LC Sciences miRNA microarrays make use of a microfluidics on-chip synthesis platform, termed µParaFlo®, versus a traditional spotted array based on pre-synthesized oligonucleotides. This on-chip synthesis platform solves the issue of out of date microarrays because made-to-order microarrays can be produced on demand, delivering the most up-to-date research tools to researchers.

This miRBase release marks yet another significant update with the addition of close to 2400 experimentally verified novel mature miRNA sequences as well as large additions of deep sequencing data revealing a wealth of information about individual miRNA sequence isoforms. These numbers represent an increase in the number of unique Human miRNA sequences of 43%.

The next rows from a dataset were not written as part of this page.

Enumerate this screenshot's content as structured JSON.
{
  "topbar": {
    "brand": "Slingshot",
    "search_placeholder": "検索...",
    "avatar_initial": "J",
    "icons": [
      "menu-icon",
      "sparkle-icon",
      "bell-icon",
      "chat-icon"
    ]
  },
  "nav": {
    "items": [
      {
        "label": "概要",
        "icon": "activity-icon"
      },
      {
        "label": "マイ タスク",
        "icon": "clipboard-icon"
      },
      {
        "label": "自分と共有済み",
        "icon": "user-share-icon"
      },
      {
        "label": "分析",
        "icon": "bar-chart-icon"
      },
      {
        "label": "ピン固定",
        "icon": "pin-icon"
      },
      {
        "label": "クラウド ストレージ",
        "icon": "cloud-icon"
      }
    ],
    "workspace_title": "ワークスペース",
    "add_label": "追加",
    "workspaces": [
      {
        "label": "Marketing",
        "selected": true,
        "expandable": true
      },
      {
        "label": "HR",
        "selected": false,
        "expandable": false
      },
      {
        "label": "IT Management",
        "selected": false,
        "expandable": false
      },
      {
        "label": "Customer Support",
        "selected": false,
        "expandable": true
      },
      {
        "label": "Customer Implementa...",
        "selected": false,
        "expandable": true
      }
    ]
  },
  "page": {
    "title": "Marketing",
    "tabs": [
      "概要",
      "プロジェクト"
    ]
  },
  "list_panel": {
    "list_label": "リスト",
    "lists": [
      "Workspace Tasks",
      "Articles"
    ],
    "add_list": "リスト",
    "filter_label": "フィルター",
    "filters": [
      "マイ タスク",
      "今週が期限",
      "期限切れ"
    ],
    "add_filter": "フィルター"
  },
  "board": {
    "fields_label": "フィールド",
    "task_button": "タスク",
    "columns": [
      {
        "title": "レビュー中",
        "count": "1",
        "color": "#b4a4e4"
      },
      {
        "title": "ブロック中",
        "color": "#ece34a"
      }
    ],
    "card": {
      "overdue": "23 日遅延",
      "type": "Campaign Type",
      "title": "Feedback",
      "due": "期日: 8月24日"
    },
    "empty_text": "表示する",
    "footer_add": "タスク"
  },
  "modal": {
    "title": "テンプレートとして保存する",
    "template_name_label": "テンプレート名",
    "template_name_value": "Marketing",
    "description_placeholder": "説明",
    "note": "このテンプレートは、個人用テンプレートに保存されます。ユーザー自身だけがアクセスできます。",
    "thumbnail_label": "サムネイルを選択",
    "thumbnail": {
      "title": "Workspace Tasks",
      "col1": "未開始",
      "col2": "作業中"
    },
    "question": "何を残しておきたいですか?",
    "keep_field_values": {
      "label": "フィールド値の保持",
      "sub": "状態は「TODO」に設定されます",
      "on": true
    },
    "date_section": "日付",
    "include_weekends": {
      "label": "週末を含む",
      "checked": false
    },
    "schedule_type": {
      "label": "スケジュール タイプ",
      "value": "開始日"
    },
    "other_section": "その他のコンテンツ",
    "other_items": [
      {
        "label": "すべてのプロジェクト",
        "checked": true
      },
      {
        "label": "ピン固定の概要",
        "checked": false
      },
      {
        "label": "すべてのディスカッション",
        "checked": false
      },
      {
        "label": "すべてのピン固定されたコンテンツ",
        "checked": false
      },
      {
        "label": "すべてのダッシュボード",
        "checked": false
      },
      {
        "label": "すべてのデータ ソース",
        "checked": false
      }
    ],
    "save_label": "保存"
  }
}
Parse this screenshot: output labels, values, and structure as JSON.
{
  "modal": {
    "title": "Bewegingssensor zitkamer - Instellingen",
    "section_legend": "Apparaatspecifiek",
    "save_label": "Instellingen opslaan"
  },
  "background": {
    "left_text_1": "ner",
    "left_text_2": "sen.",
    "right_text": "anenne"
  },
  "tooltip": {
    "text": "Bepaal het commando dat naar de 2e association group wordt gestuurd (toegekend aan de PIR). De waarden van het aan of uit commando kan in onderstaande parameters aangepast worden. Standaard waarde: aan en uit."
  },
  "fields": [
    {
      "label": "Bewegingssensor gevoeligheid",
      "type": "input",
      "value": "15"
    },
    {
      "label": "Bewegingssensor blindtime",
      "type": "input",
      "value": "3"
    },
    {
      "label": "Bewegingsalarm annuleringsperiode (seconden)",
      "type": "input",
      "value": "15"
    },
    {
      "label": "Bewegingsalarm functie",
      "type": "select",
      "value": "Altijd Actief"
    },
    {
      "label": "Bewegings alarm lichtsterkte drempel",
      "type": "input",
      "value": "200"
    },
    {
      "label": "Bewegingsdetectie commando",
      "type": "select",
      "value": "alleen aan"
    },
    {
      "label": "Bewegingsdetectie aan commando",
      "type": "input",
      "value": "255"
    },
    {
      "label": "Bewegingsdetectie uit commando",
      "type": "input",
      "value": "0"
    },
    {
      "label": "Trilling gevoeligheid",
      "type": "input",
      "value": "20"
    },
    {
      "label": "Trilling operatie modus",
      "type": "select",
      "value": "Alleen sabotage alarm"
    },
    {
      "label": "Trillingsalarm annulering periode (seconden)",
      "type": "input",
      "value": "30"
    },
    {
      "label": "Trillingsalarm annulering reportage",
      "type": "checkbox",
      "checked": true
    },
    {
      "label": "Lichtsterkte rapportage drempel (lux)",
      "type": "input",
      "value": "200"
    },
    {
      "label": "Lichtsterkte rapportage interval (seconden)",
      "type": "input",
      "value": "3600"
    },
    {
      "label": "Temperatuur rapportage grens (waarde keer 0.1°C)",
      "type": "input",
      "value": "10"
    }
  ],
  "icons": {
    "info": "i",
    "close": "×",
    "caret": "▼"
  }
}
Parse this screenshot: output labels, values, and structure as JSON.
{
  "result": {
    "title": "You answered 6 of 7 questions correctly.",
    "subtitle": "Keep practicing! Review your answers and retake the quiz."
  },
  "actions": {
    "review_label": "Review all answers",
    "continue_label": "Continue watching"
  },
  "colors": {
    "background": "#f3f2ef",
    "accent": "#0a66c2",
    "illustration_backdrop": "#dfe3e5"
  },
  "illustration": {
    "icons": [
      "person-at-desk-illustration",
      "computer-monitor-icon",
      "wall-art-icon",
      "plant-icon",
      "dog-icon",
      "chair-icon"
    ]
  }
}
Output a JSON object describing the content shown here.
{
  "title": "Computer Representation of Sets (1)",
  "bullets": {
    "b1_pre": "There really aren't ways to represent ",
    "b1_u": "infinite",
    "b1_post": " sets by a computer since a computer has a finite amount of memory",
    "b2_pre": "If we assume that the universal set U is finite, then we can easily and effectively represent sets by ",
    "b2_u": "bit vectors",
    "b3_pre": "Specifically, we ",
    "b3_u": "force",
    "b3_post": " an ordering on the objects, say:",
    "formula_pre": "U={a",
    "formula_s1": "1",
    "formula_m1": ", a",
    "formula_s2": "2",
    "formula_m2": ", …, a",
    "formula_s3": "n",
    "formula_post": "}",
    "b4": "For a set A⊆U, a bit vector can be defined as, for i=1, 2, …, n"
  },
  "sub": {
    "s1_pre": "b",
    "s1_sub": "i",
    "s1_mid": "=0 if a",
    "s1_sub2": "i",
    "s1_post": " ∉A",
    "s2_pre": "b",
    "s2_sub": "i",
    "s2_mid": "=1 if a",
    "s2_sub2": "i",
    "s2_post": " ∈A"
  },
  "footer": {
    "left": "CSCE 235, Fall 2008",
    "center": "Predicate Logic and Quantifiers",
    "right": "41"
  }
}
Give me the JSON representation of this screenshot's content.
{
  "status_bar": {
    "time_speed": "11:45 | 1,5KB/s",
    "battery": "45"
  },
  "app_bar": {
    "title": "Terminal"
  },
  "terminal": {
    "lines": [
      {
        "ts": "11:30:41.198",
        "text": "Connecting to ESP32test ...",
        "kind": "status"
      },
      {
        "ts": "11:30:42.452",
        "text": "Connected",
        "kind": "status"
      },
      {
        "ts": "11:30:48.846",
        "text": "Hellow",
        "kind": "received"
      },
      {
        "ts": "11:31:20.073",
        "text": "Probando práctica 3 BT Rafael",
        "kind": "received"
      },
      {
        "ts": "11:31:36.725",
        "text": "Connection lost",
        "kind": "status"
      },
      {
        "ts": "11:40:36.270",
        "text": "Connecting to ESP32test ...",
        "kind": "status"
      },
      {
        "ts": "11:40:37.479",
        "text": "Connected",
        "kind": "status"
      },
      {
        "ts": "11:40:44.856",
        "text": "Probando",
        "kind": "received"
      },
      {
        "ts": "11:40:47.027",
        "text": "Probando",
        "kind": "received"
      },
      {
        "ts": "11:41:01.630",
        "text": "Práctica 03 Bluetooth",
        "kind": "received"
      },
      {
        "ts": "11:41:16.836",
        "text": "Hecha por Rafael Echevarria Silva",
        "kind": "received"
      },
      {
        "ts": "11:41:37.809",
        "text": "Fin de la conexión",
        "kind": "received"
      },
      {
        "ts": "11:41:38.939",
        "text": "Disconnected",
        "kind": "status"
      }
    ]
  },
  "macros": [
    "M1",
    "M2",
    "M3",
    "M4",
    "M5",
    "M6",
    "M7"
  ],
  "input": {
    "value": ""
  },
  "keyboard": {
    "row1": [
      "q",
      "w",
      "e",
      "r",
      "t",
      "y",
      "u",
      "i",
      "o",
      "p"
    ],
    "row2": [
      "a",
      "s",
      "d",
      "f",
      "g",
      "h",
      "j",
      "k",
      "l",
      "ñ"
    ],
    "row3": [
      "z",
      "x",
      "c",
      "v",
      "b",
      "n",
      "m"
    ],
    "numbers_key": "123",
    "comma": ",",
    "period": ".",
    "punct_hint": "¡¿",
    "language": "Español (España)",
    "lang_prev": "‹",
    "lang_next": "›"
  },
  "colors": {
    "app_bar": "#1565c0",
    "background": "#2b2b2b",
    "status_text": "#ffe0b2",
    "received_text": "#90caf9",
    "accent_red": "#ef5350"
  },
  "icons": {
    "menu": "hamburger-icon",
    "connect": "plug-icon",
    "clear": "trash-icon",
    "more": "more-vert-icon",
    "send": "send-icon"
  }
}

Chris Hebel, Vice President of Business Development at LC Sciences says, “We’re excited to be able to offer our customers the most up-to-date and complete coverage of known miRNAs. Many other providers claim complete coverage of miRNA sequences, but that fact is that some have only recently been able to their arrays to version 16 and others, even version 15. This is due to the inflexibility of their microarray platforms. Compared with pre-spotted or pre-synthesized arrays containing probe content based on miRBase versions as recent as 15, our arrays cover 59% more Human, 57% more Mouse, and 76% more Rat sequences. These are big numbers and they represent information that I don’t think researchers would want to miss.”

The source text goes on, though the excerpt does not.